Visiting battlefields on the Ohio History Connection's tour was an exceptional way to immerse myself in Civil War history, but there's nothing like an hour in a historic house museum to indulge my fondness for domestic architecture and the decorative arts. I got my fix at the old Governor's Mansion in Milledgeville, Georgia.

Northeast of the city of Macon, Milledgeville was the capital of Georgia from 1804 to 1868. The planned city that was modeled after Savannah and Washington, D.C. was named for John Milledge, governor of Georgia from 1802 to 1806. The cotton that grew in the surrounding countryside made Milledgeville a prosperous city where elegant Federal-style houses and a Gothic Revival statehouse lined the streets.

One of those breathtaking buildings was the Governor's Mansion. Built of pink stucco and bricks that were made on site, the home was completed in 1839 and was the official residence of eight Georgia governors until 1868. Today, it is considered one of the finest examples of High Greek Revival architecture in the nation.

From 2001 to 2005, the home was restored to its original floor plan and appearance of its grounds and exterior. A detailed room inventory from the period that was found during research conducted on the building guided the choice of textiles, furnishings and interior colors. Now it is an accredited historic house museum that illustrates the history of the site and its inhabitants during the years it was the official governor's residence.

Four artists recreated the original pattern of hand-painted floorcloths in the foyer and rotunda.Old Governor's Mansion, Milledgeville, Georgia

Running the length of the house, the salon/reception room was modeled after the East Room of the White House....

...while balls and other fancy-dress events were held in the state dining room.

Underneath the acanthus leaf ceiling medallion of the first-floor parlor, a two-seated tete-a-tete sofa with a separating armrest is reminiscent of how courting couples of the period respectably indulged in private conversations.

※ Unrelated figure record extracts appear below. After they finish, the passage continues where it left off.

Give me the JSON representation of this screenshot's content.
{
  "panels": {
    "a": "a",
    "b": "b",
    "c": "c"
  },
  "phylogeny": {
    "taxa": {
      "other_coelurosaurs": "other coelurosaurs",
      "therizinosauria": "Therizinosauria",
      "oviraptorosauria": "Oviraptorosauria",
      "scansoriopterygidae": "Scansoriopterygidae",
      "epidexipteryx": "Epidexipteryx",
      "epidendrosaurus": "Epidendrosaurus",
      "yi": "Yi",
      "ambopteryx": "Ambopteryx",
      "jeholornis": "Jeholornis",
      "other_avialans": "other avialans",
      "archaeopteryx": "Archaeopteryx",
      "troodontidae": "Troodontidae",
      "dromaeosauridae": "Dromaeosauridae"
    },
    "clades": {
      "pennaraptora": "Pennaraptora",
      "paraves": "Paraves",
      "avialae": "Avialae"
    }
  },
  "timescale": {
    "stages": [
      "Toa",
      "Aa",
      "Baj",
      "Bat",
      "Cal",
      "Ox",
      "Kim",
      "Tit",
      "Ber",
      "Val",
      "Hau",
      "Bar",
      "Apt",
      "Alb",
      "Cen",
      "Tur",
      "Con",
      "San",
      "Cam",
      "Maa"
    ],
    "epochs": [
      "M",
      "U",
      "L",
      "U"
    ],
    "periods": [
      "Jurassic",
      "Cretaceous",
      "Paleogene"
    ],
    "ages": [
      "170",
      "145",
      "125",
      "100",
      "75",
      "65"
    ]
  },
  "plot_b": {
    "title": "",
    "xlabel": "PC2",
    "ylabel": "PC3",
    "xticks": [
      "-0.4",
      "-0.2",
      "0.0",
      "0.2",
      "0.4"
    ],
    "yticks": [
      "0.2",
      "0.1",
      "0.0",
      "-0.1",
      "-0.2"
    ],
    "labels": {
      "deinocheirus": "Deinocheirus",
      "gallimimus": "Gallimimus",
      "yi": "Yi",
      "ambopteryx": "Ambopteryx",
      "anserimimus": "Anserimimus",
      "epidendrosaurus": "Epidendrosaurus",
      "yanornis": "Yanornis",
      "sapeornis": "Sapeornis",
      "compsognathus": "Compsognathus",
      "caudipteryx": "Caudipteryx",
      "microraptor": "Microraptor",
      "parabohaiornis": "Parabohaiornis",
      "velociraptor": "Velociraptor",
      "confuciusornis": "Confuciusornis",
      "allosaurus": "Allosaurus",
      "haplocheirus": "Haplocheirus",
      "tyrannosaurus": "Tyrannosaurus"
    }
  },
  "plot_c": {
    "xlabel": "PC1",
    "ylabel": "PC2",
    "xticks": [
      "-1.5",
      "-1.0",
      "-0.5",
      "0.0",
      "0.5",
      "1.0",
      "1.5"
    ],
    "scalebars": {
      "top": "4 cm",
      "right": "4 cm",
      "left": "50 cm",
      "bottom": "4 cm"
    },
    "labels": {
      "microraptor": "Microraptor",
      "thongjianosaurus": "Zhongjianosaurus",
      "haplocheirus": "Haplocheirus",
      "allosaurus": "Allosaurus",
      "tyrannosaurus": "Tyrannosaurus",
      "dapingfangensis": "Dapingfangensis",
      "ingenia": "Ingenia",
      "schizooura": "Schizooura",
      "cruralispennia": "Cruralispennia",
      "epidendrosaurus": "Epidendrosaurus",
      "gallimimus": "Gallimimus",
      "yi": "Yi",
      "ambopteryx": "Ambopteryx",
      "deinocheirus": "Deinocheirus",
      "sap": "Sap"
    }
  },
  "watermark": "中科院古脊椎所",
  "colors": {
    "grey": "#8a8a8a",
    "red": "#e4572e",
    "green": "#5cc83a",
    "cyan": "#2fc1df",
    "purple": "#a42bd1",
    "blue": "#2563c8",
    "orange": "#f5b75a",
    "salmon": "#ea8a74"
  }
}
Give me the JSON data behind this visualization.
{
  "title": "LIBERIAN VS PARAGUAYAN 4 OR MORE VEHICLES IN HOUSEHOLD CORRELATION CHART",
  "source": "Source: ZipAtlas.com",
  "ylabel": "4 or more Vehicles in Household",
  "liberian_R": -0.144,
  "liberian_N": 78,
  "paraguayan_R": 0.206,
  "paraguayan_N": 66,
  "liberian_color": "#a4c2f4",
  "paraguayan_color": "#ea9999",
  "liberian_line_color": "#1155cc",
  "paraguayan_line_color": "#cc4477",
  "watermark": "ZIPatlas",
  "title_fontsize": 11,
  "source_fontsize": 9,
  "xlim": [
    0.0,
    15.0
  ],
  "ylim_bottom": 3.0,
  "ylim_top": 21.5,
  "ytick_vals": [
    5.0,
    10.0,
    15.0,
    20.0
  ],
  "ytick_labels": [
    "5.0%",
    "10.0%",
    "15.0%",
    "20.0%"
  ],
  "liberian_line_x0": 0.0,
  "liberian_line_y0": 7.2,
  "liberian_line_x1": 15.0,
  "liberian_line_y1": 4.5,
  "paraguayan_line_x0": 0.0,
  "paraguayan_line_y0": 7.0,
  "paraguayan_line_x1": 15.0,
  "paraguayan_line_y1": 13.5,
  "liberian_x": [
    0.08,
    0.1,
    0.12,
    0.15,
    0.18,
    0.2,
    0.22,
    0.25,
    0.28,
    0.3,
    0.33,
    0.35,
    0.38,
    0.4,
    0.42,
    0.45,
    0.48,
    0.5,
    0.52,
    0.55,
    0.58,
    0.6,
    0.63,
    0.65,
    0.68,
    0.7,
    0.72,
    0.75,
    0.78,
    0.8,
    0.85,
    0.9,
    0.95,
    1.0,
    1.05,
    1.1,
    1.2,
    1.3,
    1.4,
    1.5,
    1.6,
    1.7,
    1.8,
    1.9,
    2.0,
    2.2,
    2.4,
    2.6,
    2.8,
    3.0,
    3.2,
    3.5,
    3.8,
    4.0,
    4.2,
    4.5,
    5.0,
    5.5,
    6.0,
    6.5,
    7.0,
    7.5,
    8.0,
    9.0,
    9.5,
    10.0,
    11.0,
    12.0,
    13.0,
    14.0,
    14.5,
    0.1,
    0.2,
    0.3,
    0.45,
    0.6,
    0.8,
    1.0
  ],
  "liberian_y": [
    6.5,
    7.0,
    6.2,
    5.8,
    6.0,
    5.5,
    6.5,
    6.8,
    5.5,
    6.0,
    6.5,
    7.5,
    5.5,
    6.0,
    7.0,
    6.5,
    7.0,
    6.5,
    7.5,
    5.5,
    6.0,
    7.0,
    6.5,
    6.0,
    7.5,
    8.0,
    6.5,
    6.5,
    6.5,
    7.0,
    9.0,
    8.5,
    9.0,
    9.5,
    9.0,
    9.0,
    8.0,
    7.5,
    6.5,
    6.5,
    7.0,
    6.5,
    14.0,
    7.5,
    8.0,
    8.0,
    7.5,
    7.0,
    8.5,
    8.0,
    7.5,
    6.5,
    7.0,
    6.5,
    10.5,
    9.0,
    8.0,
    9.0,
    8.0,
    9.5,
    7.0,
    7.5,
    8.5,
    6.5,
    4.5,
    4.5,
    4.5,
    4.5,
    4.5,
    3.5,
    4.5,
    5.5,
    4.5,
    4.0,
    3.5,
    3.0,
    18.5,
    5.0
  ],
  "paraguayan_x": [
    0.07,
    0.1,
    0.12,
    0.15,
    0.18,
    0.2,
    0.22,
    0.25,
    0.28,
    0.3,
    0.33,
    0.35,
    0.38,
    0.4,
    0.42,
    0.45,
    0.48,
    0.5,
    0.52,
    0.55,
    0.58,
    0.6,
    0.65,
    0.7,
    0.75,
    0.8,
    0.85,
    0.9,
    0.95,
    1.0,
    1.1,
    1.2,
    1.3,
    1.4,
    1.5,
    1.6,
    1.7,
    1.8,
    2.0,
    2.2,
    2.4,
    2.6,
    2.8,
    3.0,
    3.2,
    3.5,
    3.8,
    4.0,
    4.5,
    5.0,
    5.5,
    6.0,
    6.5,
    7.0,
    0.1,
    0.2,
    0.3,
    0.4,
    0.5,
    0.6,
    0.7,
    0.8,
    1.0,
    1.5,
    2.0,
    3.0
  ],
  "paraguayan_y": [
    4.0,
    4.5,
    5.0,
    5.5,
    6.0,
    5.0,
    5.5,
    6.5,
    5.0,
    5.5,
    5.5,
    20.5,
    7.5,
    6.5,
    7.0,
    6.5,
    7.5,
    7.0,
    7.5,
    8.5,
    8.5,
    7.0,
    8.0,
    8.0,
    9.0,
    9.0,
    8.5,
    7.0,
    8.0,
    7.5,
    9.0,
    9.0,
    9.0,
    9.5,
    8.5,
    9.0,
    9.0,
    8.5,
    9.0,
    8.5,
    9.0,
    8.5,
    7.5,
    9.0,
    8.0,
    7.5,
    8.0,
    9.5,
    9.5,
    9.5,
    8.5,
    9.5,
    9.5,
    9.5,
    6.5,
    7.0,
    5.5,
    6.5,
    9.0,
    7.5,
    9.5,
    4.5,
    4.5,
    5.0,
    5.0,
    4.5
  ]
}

Fancy transparent window shades painted with different courting scenes from Godey's Lady's Book are in keeping with the style of the period. An outline of the design was traced, stenciled or pounced onto fine-textured, sized muslin before the transparency was painted.

The upstairs bedrooms are furnished with Staffordshire ceramic cats from the period, a crazy quilt that First Lady Elizabeth Grisham Brown made from scraps of ball gowns, and the octagon-shaped shaving mirror that Governor Joseph E. Brown was using when he was arrested by Union forces during the Civil War.

The mansion's dining room may be its most historic space. On November 22, 1864, General William Tecumseh Sherman and 30,000 Union troops marched into Milledgeville on their March to the Sea. The next day, Sherman claimed the house as a prize, made the mansion his headquarters and slept in the unfurnished dining room.

After the Civil War, Atlanta became Georgia's capital city, and the Milledgeville Governor's Mansion was abandoned. During the next several years, it was used as a boarding house and a temporary courthouse. In 1889, it was turned over to the Georgia Normal & Industrial College, now known as Georgia College & State University, for use as a dormitory and as a home to the school's presidents.